So President George W. Milhous Bush thus spoke the following here…
"If congressional leaders leave for the Fourth of July recess without taking action, they will need to explain why $4-a-gallon gasoline is not enough incentive for them to act."I’ll bet that’s sure to get all of the congressional “Bush Dogs” to howling; I mean, gee, they just handed FISA to him on a silver platter – why not just let him gut the Rocky Mountain West while they’re at it to mine for oil in shale so that 35 percent approval rating can shoot all the way up to 36 (as noted here)?
And how sad is it that Little Tommy (“Suck. On. This.”) Friedman is actually the voice of reason here (re: his New York Times column yesterday)…
This from a president who for six years resisted any pressure on Detroit to seriously improve mileage standards on its gas guzzlers; this from a president who’s done nothing to encourage conservation; this from a president who has so neutered the Environmental Protection Agency that the head of the E.P.A. today seems to be in a witness-protection program. I bet there aren’t 12 readers of this newspaper who could tell you his name or identify him in a police lineup.Just to let you know, he is Stephen L. Johnson, though I'm sure Friedman is right (and the Wikipedia article states that Johnson is currently "attempting to block the efforts of 17 states to reduce greenhouse gas emissions and improve fuel economy").
But, most of all, this deadline is from a president who hasn’t lifted a finger to broker passage of legislation that has been stuck in Congress for a year, which could actually impact America’s energy profile right now — unlike offshore oil that would take years to flow — and create good tech jobs to boot.And by the way, Down With Tyranny! brings us some important information here as to why the price of gas is so high (love the pic, by the way)…
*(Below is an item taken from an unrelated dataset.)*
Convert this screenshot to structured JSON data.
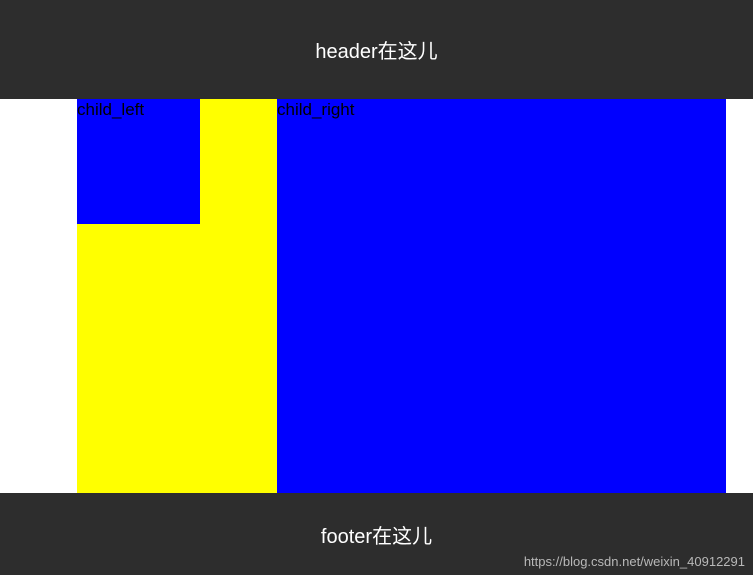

That bill is H.R. 6049 — “The Renewable Energy and Job Creation Act of 2008,” which extends for another eight years the investment tax credit for installing solar energy and extends for one year the production tax credit for producing wind power and for three years the credits for geothermal, wave energy and other renewables.
These critical tax credits for renewables are set to expire at the end of this fiscal year and, if they do, it will mean thousands of jobs lost and billions of dollars of investments not made. “Already clean energy projects in the U.S. are being put on hold,” said Rhone Resch, president of the Solar Energy Industries Association.
People forget, wind and solar power are here, they work, they can go on your roof tomorrow. What they need now is a big U.S. market where lots of manufacturers have an incentive to install solar panels and wind turbines — because the more they do, the more these technologies would move down the learning curve, become cheaper and be able to compete directly with coal, oil and nuclear, without subsidies.
That seems to be exactly what the Republican Party is trying to block, since the Senate Republicans — sorry to say, with the help of John McCain — have now managed to defeat the renewal of these tax credits six different times.
Unregulated speculation in oil futures is driving up gas prices and keeping them high.And Obama is trying to close the “Enron loophole” as noted here (and to learn more about the campaign, click here – he’d better not cave on FISA also, though…waay too funny to hear McBush complain, by the way).
The Gramm-Enron legislation of 2000 exempted electronic trading of energy commodities from regulation. "The Enron loophole," as it is called, was the product of former Texas senator Phil Gramm. It exempted energy futures trading from the Commodities Futures Modernization Act just in time for his wife Wendy, who was on the Enron board of directors, to benefit from the artificially created energy shortages in California that brought Enron down.
These "dark markets" traders, exempt from Commodity Futures Trading Commission rules, make huge amounts of money at the expense of the nation's economy and our family budgets. President Bush knows this. Sen. John McCain knows it, too. He opposed the recent $307 billion farm bill because it contained legislation that would end deregulated speculation. Gramm is his economic adviser.
And by the way, I meant to link to this earlier (sounds like the war was a bit of payback for these people who were given the boot by Saddam Hussein, but we knew that all along of course).